John’s work focused on protein aggregates and mechanisms of neurodegenerative disease spread. Together with his life partner and research collaborator Dr. Virginia M-Y Lee, he played a central role in discovering the roles of tau protein in Alzheimer’s disease, of TDP-43 in frontotemporal dementia, and of alpha-synuclein in Parkinson’s disease and Lewy body dementia. A major discovery John spearheaded was to extract abnormal tau protein from the autopsied brains of people with PSP and CBD and inject it into the brains of normal mice. The animals developed PSP-like or CBD-like abnormalities, respectively, showing that the tau molecule is not a by-product of the degenerative process, but its specific cause. He also showed that the tau from the human donor’s glial cells affects only the glial cells of the mouse, concluding that glial-acting tau differs from neuronal-acting tau. That observation could have major implications for a treatment or prevention of PSP and CBD.

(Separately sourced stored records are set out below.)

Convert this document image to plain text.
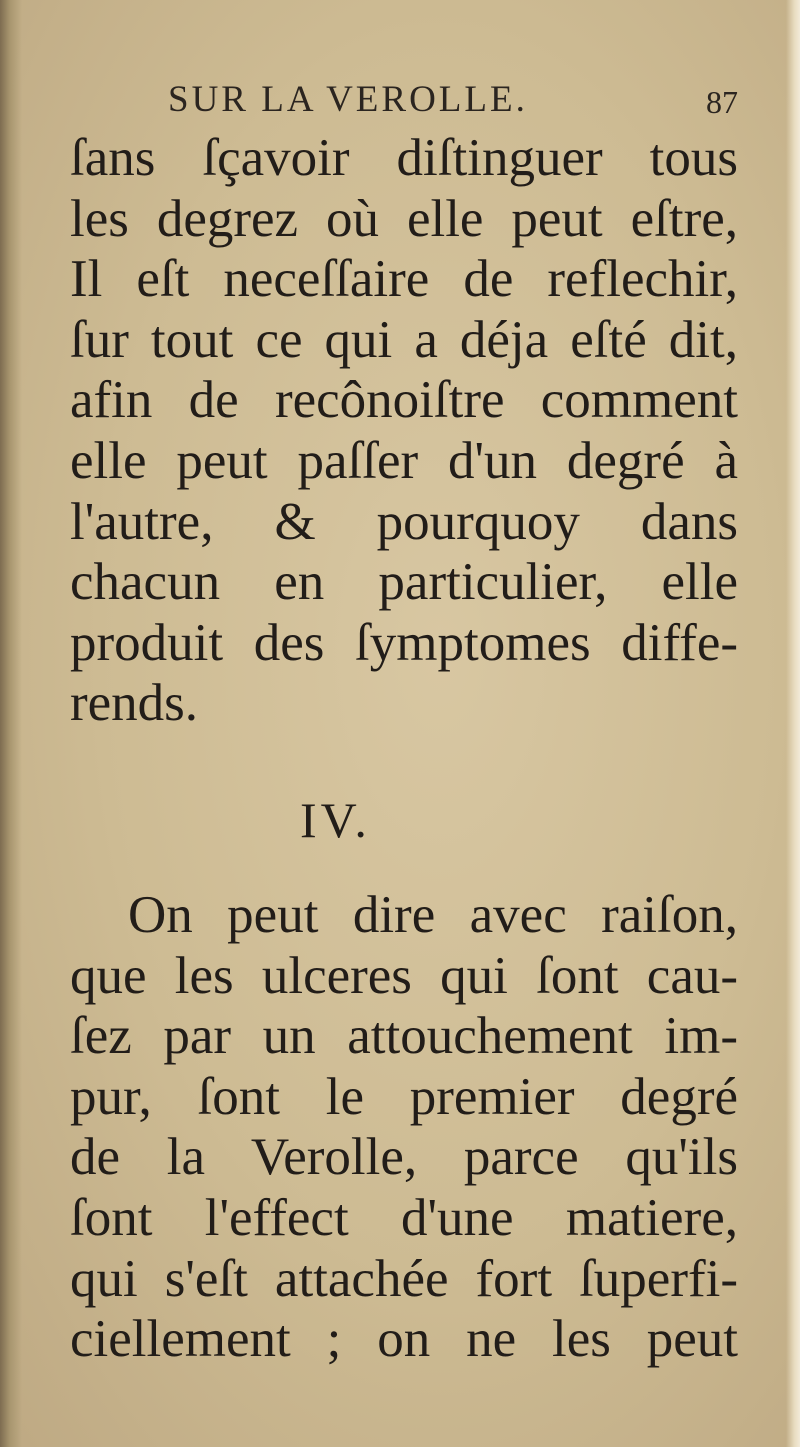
SUR LA VEROLLE.	87
ſans ſçavoir diſtinguer tous
les degrez où elle peut eſtre,
Il eſt neceſſaire de reflechir,
ſur tout ce qui a déja eſté dit,
afin de recônoiſtre comment
elle peut paſſer d'un degré à
l'autre, & pourquoy dans
chacun en particulier, elle
produit des ſymptomes diffe-
rends.
IV.
On peut dire avec raiſon,
que les ulceres qui ſont cau-
ſez par un attouchement im-
pur, ſont le premier degré
de la Verolle, parce qu'ils
ſont l'effect d'une matiere,
qui s'eſt attachée fort ſuperfi-
ciellement ; on ne les peut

My own research collaboration with John occurred back in the late 1990s. I was the clinical leader of a group that in 1990 discovered the first family proven to have hereditary Parkinson’s disease. In 1997, my group collaborating with geneticists at the NIH showed that the disease in that family was caused by a mutation in alpha-synuclein, a gene not previously suspected of an association with PD. But that didn’t mean that alpha-synuclein had any significance for PD in general. Immediately after John saw our paper in Science, he got to work, finding that the Lewy bodies of ordinary PD were chock full of alpha-synuclein. Although I was not a laboratory researcher, he then involved me in his research. That team showed that the brains from affected members of the family with the alpha-synuclein mutation had not only Lewy bodies, but also tau aggregates in the form of thread-like neurites. Another paper of “ours” showed that alpha-synuclein and tau each promotes the aggregation of the other, implying that interrupting one process might interrupt the other.
I wasn’t the only one whom John generously included in his projects. He worked with top tau research groups world-wide and was welcomed as a collaborator not only for his scientific productivity, but also for his collegiality and his ability to explain difficult scientific concepts. His sense of humor and sense of style were icing on the cake.
All those fighting neurodegenerative diseases have lost a fine friend.